CSA Week 8: July 20th
Fresh garlic and green coriander
This week we harvested our garlic crop! After harvesting those delicious bulbs they have to “cure” by drying in our greenhouse for a few weeks. Curing garlic helps to lengthen their shelf life by drying the outer layer. But in this week’s shares you get “fresh” garlic that is uncured. It’s nice and sticky and has a delicious potent flavor.
Another interesting item in your shares this week is green coriander. Many people don’t realize that coriander is just the seed of cilantro. So the cilantro you were receiving earlier on in the season started flowering and is not forming seed pods. They are currently green and have a nice almost citrus flavor mixed with that pungent cilantro deliciousness. Eventually they will dry and turn brown, which is the stage when it is ground up into coriander powder. Cilantro/coriander is such an amazing plant, delicious in all stages!
This week’s recipe was kindly shared by Logan Robb, fellow CSA member and chef de cuisine at Casa Pernoi in Birmingham. It’s a very simple and delicious charred shishito pepper recipe that’s also vegan friendly! Be sure to check out Casa Pernoi, they’ve been huge supporters of Fisheye Farms this season and Logan is doing great work with our produce.
Charred Shishito Peppers
● 8 ounces shishito peppers
● 2 tablespoons extra-virgin olive oil
● Lemon wedge
● Dried Aleppo chilli, or any mild smokey chilli
● Salt, preferably flaky sea salt or kosher salt, to taste
In a large cast iron pan, heat 1 tablespoon olive oil over high heat.
When the oil starts to smoke add the peppers.
Using another pan, press on the peppers to get an even char.
Turn the peppers once and repeat Transfer to a bowl, sprinkle with salt, aleppo chilli peppers, and high quality extra virgin olive oil.
Serve with a lemon wedge.
A word on shishito’s: Shisitos are typically a mild pepper but every once in a while you get a hot one. If you like spice, like me, then it's a win. Shishitos are great because of their versatility. This recipe demonstrates a great technique for cooking them. But it can be adapted and you can pretty much put any seasoning spice on them and they will be delicious.
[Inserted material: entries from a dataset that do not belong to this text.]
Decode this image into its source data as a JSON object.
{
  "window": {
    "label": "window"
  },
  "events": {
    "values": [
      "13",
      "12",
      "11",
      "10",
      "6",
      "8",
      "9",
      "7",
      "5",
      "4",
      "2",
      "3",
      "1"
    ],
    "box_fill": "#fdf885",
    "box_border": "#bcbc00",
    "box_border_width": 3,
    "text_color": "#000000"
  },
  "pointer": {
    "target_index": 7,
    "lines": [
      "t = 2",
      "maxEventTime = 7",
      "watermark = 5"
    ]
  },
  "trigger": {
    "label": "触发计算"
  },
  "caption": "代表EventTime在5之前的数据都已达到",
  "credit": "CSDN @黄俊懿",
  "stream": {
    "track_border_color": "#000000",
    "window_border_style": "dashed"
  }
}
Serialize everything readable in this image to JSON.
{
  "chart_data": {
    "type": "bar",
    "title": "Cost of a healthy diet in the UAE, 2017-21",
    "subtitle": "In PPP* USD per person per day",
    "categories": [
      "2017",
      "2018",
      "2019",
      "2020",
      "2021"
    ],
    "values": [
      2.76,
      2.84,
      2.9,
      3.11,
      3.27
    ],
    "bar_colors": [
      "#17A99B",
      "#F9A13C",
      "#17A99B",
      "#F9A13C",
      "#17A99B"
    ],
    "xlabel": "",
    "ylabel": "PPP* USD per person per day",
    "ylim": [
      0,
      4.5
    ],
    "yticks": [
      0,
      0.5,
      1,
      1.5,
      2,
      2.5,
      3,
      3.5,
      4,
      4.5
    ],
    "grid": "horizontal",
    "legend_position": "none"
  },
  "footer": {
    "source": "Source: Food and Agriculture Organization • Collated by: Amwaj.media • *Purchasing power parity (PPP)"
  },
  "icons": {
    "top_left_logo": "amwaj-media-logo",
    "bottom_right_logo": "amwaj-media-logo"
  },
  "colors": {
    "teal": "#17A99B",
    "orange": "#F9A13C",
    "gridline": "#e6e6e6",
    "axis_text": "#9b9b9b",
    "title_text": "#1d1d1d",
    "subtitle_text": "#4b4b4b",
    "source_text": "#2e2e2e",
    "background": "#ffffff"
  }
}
Just make sure to get a nice char on them. This is how we serve them at Casa Pernoi.
Chef De Cuisine
This week finally felt like we were as caught up as farming can ever feel! Planting and seeding got done, weeds felt somewhat managed, and some much needed rain let us sleep in this morning. We have some spicy mix that germinated really well, so that will return to shares in the next couple of weeks! We’ve started harvesting our first batches of big tomatoes and some summer squash too. Everything looks so colorful, from our rain garden full of perennial flowers to our dinner plates at the end of the day. This week’s field note is short and sweet, sometimes an uneventful week is the most peaceful. Enjoy your share of summer everyone!